First thing we need before doing anything about multiple default
pools is to get all the knowledge of details hidden inside swiotlb.c.

For swiotlb_init_late that seems easy as we can just move the check
into it.

> diff --git a/arch/mips/pci/pci-octeon.c b/arch/mips/pci/pci-octeon.c
> index e457a18..0bf0859 100644
> --- a/arch/mips/pci/pci-octeon.c
> +++ b/arch/mips/pci/pci-octeon.c
> @@ -654,6 +654,9 @@ static int __init octeon_pci_setup(void)
> octeon_pci_mem_resource.end =
> octeon_pci_mem_resource.start + (1ul << 30);
> } else {
> + struct io_tlb_mem *mem = &io_tlb_default_mem;
> + struct io_tlb_zone *zone = &mem->zone[SWIOTLB_DF];
> +
> /* Remap the Octeon BAR 0 to map 128MB-(128MB+4KB) */
> octeon_npi_write32(CVMX_NPI_PCI_CFG04, 128ul << 20);
> octeon_npi_write32(CVMX_NPI_PCI_CFG05, 0);
> @@ -664,7 +667,7 @@ static int __init octeon_pci_setup(void)
>
> /* BAR1 movable regions contiguous to cover the swiotlb */
> octeon_bar1_pci_phys =
> - io_tlb_default_mem.start & ~((1ull << 22) - 1);
> + zone->start & ~((1ull << 22) - 1);

But we'll need to do something about this mess.

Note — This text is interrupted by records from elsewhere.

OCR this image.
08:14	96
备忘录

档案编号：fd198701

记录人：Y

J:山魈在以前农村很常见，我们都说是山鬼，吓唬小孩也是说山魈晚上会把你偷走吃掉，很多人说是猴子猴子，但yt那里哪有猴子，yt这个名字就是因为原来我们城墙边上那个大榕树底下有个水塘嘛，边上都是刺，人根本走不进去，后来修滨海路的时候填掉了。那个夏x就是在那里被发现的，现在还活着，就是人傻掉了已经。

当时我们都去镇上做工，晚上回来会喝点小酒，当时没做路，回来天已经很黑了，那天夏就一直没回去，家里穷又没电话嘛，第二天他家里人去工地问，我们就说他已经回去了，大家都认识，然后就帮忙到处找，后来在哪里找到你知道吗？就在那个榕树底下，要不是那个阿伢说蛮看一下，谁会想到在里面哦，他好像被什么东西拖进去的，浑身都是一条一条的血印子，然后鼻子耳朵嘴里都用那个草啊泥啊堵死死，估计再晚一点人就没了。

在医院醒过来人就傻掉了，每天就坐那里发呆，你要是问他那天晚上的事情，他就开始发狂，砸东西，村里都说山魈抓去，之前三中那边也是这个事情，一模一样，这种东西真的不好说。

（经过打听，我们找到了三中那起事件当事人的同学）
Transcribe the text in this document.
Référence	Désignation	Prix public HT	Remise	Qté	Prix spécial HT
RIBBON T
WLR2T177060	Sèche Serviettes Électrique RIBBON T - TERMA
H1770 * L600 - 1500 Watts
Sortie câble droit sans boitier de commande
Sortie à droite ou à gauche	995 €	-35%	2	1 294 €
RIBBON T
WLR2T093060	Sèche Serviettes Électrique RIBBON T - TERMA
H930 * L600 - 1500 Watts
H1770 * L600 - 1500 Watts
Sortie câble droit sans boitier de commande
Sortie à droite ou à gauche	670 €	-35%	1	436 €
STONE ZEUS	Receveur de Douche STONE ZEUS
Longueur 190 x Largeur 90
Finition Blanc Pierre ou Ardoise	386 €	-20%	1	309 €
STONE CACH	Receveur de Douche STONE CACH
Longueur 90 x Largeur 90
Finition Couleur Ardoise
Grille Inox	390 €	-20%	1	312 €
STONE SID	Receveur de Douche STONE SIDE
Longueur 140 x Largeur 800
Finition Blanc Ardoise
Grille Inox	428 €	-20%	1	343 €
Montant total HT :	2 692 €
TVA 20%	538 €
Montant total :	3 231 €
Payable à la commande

I'll need help from
the octeon maintainer on it.

> - x86_swiotlb_flags |= SWIOTLB_ANY;
> + x86_swiotlb_flags |= SWIOTLB_ANY | SWIOTLB_EXTRA;

I don't think this is how it is suppoed to be. SWIOTLB_ANY already
says give me a pool with no addressing constrains. We don't need
two pools without that. EXTRA is also not exactly a very helpful
name here.

> #ifdef CONFIG_X86
> -int xen_swiotlb_fixup(void *buf, unsigned long nslabs)
> +int xen_swiotlb_fixup(void *buf, unsigned long nslabs, unsigned int flags)
> {
> int rc;
> unsigned int order = get_order(IO_TLB_SEGSIZE << IO_TLB_SHIFT);
> unsigned int i, dma_bits = order + PAGE_SHIFT;
> dma_addr_t dma_handle;
> phys_addr_t p = virt_to_phys(buf);
> + unsigned int max_dma_bits = 32;

I think live will be a lot simple if the addressing bits are passed to
this function, and not some kind of flags.

> +#define SWIOTLB_DF 0
> +#define SWIOTLB_EX 1
> +#define SWIOTLB_NR 2

These names are not very descriptive.